Uniformed police and military are ubiquitous but have no interest in hassling foreigners. In cities such as Esfahan, Shiraz and Mashhad you will find helpful Tourist Police - usually including an English-speaker - in conveniently located booths.

Photographing the wrong thing is the action most likely to arouse police interest. In all cases you should act unwittingly and emphasize you are tourists. Don't argue in these situations.

Road safety

Iranian driving is unpredictable and it's on the road - or crossing it - that you are most likely to be in danger. Leaving aside the nightmare of Tehran traffic, which guarantees road rage and ulcers, be aware that Iranian lorry and coach drivers work very long hours, few private vehicles have reflectors or working lights and their drivers disregard every rule in the book. Traffic does not necessarily stop at a red light, nor wait until green before setting off. There is little you can do to control this beyond asking your driver to slow down (yavash tar boro!) or taking a train.

Security checks

Foreigners are expected to carry their passport at all times, but this can be tricky as hotels are also supposed to keep guests' passports for police inspection. Always carry several photocopies of both your passport's face page and your Iranian visa, and if you go out of town leave a photocopy at reception and take the passport. If you are stopped, show your photocopies unless you are sure the police are genuine.

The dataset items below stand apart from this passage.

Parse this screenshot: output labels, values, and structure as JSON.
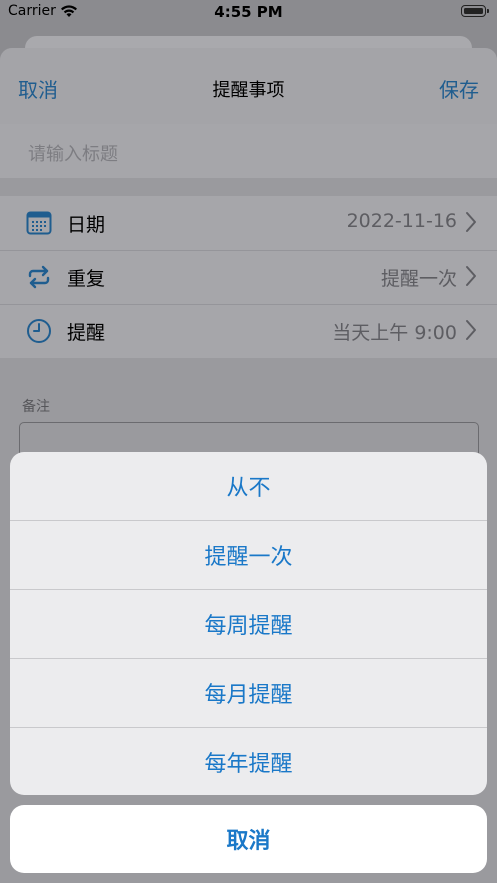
{
  "status_bar": {
    "carrier": "Carrier",
    "time": "4:55 PM"
  },
  "nav": {
    "cancel": "取消",
    "title": "提醒事项",
    "save": "保存"
  },
  "title_field": {
    "placeholder": "请输入标题"
  },
  "rows": [
    {
      "icon": "calendar-icon",
      "label": "日期",
      "value": "2022-11-16"
    },
    {
      "icon": "repeat-icon",
      "label": "重复",
      "value": "提醒一次"
    },
    {
      "icon": "clock-icon",
      "label": "提醒",
      "value": "当天上午 9:00"
    }
  ],
  "note": {
    "label": "备注"
  },
  "action_sheet": {
    "options": [
      "从不",
      "提醒一次",
      "每周提醒",
      "每月提醒",
      "每年提醒"
    ],
    "cancel": "取消"
  },
  "colors": {
    "accent": "#1a78c8",
    "dimmed_accent": "#1f5d8f"
  }
}
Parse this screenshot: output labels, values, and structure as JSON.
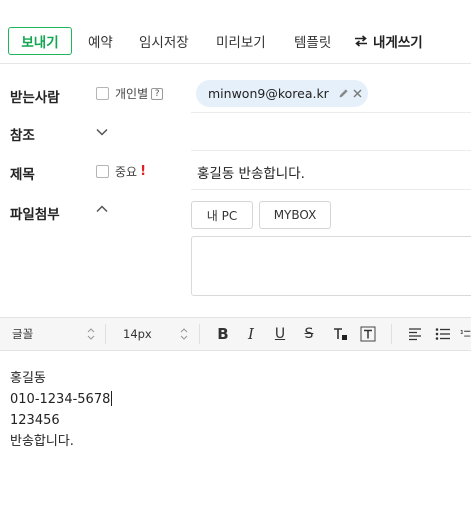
{
  "toolbar": {
    "send": "보내기",
    "reserve": "예약",
    "save_draft": "임시저장",
    "preview": "미리보기",
    "template": "템플릿",
    "send_to_self": "내게쓰기"
  },
  "header": {
    "to_label": "받는사람",
    "individual_label": "개인별",
    "individual_help": "?",
    "cc_label": "참조",
    "subject_label": "제목",
    "important_label": "중요",
    "important_mark": "!",
    "attach_label": "파일첨부"
  },
  "recipients": [
    {
      "address": "minwon9@korea.kr"
    }
  ],
  "subject_value": "홍길동 반송합니다.",
  "attachments": {
    "my_pc": "내 PC",
    "mybox": "MYBOX"
  },
  "editor": {
    "font_family": "글꼴",
    "font_size": "14px"
  },
  "body_lines": [
    "홍길동",
    "010-1234-5678",
    "123456",
    "반송합니다."
  ],
  "colors": {
    "accent": "#12a650",
    "chip_bg": "#e6f0fb",
    "important": "#e02020"
  },
  "icons": {
    "swap": "swap-arrows-icon",
    "edit": "pencil-icon",
    "remove": "close-icon",
    "chevron_down": "chevron-down-icon",
    "chevron_up": "chevron-up-icon"
  }
}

On roads near borders your transport is likely to be stopped by police searching for drugs and other smuggled goods.

Personal conduct

Be aware that it is easy to break an important social convention without realising it and this can affect your safety. If you are confronted with officialdom, do not lose your temper, do not shout, do not threaten. Be polite, apologetic if not abject. Ladies, forget all feminist scruples and cry. Always insist on seeing someone who speaks English (any other Western language will be difficult).